Demand and supply of labor by education towards 2030

Linking demographic and macroeconomic models for Norway

Because of globalization and technological progress, most OECD-countries have seen a considerable growth in the demand for labor with higher skills and educational levels the past decades. In many countries, supply has not grown correspondingly. This has resulted in increasing differences either in unemployment or in wages between high and low skilled workers. In Norway, labor supply has followed demand more closely, and unemployment and wages have stayed relatively equal. The past trends in the educational upgrading will probably continue, and further stability in the labor market requires that labor demand and supply matches also in the future. Both for future students, who must decide on education, and the authorities, who must plan the educational capacity, industrial development and welfare reforms etc., projections on demand and supply of labor by education is useful.

In Norway, Statistics Norway has produced such projections since 1993, and in this report, we present new projections towards 2030. A central tool in projecting the demand for labor is the macroeconomic model MODAG, which has a core of inputoutput relations to capture the interaction between the different industries. Because demand for labor is projected in each industry, the use of MODAG also leaves room to analyze the effects of inter- and intra-industry changes in demand for labor by education. In a macroeconomic model, labor as an input factor cannot be too heterogeneous with respect to education. MODAG gives projections for demand and supply of labor by education within only five aggregated educational levels/groups. Hence, a module translating demand for labor by industry into demand for labor by education at a detailed level is linked to MODAG.

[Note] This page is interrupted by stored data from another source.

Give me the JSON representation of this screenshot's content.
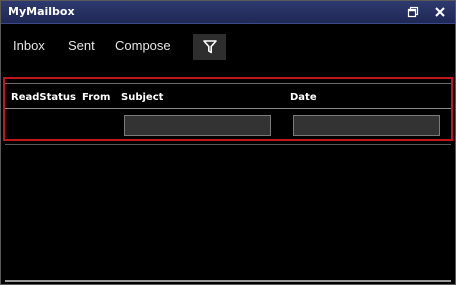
{
  "window": {
    "title": "MyMailbox",
    "controls": {
      "restore_icon": "restore-icon",
      "close_icon": "close-icon"
    }
  },
  "nav": {
    "items": [
      {
        "label": "Inbox"
      },
      {
        "label": "Sent"
      },
      {
        "label": "Compose"
      }
    ],
    "filter_icon": "filter-icon"
  },
  "grid": {
    "columns": [
      {
        "label": "ReadStatus"
      },
      {
        "label": "From"
      },
      {
        "label": "Subject"
      },
      {
        "label": "Date"
      }
    ],
    "filters": {
      "subject_value": "",
      "date_value": ""
    },
    "rows": []
  },
  "colors": {
    "titlebar": "#1f2856",
    "background": "#000000",
    "highlight_border": "#c0161c",
    "input_bg": "#333333"
  }
}
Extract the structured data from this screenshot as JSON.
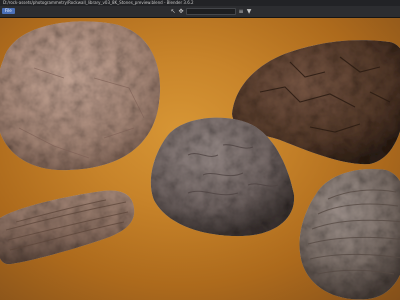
{
  "window": {
    "title": "D:/rock-assets/photogrammetry/Rockwall_library_v03_8K_Stones_preview.blend - Blender 3.6.2"
  },
  "toolbar": {
    "menu_label": "File",
    "icons": [
      "cursor-icon",
      "move-icon",
      "timeline-field",
      "filter-icon",
      "funnel-icon"
    ]
  },
  "viewport": {
    "background_colors": [
      "#d79635",
      "#c8842a",
      "#ad6a1c",
      "#84501a"
    ],
    "objects": [
      {
        "name": "rounded-boulder",
        "color": "#b89888"
      },
      {
        "name": "dark-cracked-slab",
        "color": "#5a3f2e"
      },
      {
        "name": "speckled-grey-stone",
        "color": "#7a6d6a"
      },
      {
        "name": "wood-grain-log",
        "color": "#8f7466"
      },
      {
        "name": "ribbed-stone",
        "color": "#847770"
      }
    ]
  }
}
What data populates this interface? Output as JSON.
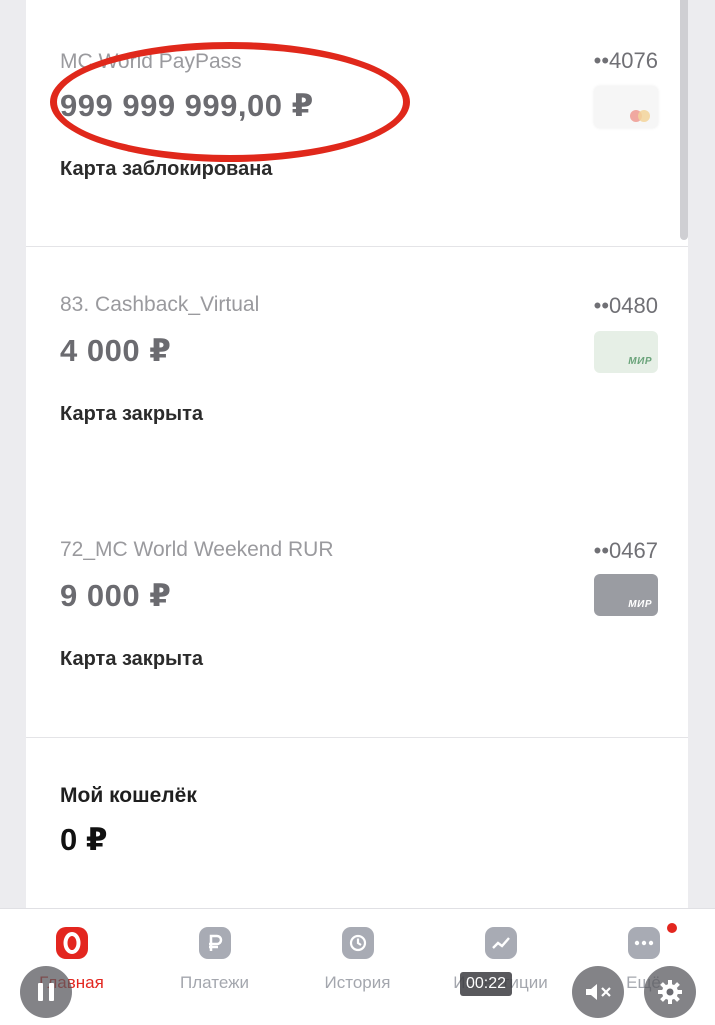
{
  "cards": [
    {
      "name": "MC World PayPass",
      "amount": "999 999 999,00 ₽",
      "status": "Карта заблокирована",
      "number": "••4076",
      "thumb": "mastercard"
    },
    {
      "name": "83. Cashback_Virtual",
      "amount": "4 000 ₽",
      "status": "Карта закрыта",
      "number": "••0480",
      "thumb": "mir",
      "thumb_label": "МИР"
    },
    {
      "name": "72_MC World Weekend RUR",
      "amount": "9 000 ₽",
      "status": "Карта закрыта",
      "number": "••0467",
      "thumb": "mir",
      "thumb_label": "МИР"
    }
  ],
  "wallet": {
    "title": "Мой кошелёк",
    "amount": "0 ₽"
  },
  "tabbar": [
    {
      "label": "Главная",
      "icon": "home-logo-icon",
      "active": true
    },
    {
      "label": "Платежи",
      "icon": "payments-icon",
      "active": false
    },
    {
      "label": "История",
      "icon": "clock-icon",
      "active": false
    },
    {
      "label": "Инвестиции",
      "icon": "chart-icon",
      "active": false
    },
    {
      "label": "Ещё",
      "icon": "more-icon",
      "active": false
    }
  ],
  "video_overlay": {
    "time": "00:22",
    "pause_icon": "pause-icon",
    "mute_icon": "mute-icon",
    "settings_icon": "gear-icon"
  },
  "colors": {
    "accent": "#e3261f",
    "highlight_circle": "#e0281b"
  }
}
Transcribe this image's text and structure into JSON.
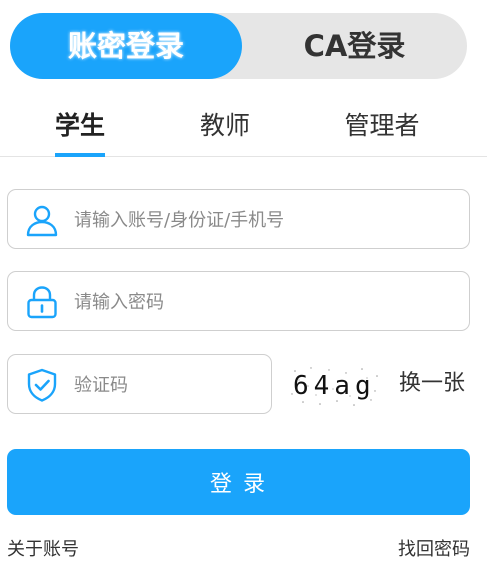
{
  "mode_switch": {
    "account_login_label": "账密登录",
    "ca_login_label": "CA登录"
  },
  "role_tabs": [
    {
      "label": "学生"
    },
    {
      "label": "教师"
    },
    {
      "label": "管理者"
    }
  ],
  "fields": {
    "account": {
      "placeholder": "请输入账号/身份证/手机号",
      "value": ""
    },
    "password": {
      "placeholder": "请输入密码",
      "value": ""
    },
    "captcha": {
      "placeholder": "验证码",
      "value": ""
    }
  },
  "captcha": {
    "code": "64ag",
    "refresh_label": "换一张"
  },
  "login_button": {
    "label": "登  录"
  },
  "footer": {
    "about_label": "关于账号",
    "recover_label": "找回密码"
  },
  "colors": {
    "accent": "#1aa4fb",
    "switch_background": "#e6e6e6",
    "border": "#cfcfcf",
    "text": "#333333"
  },
  "icons": {
    "account": "user-icon",
    "password": "lock-icon",
    "captcha": "shield-check-icon"
  }
}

The projections show that the previous trends of increasing demand for workers with a tertiary education and upper secondary vocational education will continue towards 2030. A decreasing share of the employed will have primary, lower secondary and upper secondary general education. According to the projections, 18 percent of the employed will have a primary or lower secondary education in 2030, as compared to 27 percent in 2007 and an estimated 63 percent in 1972. These figures include workers with unknown education. Within the group of workers with an education at a tertiary level, the projections show a high growth in demand for most of the specific educational fields, and a particularly high growth in demand for candidates in economics and administration and nursing and caregiving at a lower level of tertiary education. By 2030, the employment of individuals with an economics and administration education is expected to expand by almost 100,000 persons, making this occupational group the largest at this level. The growth in demand for nursing and caregiving personnel is caused by the growing size of the elderly population, and an assumed growth in the service standards in public service production throughout the projection period.

Since the long-term projections of the economy are based on a relatively balanced growth scenario with stable unemployment, labor supply in MODAG has been determined residually as the sum of labor demand and unemployment. Hence, the projecttions from MODAG are in their own not useful for analyzing potential mismatches in the future labor market. However, we have used the dynamic microsimulation model MOSART to project the supply of labor by four main educational levels. From a representative sample of the population in a base year, MOSART simulates the further life course for each person in this initial population by using estimated transition probabilities. In the projections, the transition probabilities are kept constant. This implies that educational propensities and labor force participation rates are constant as well.

By comparing the labor supply from the MODAG simulations with the labor supply from the MOSART simulations, we get some indications of potential imbalances in the future labor market. The projections show a higher increase in demand for labor with a lower degree tertiary education than the corresponding increase in supply. This means that it could be beneficial to increase capacity in higher education to meet increasing demand.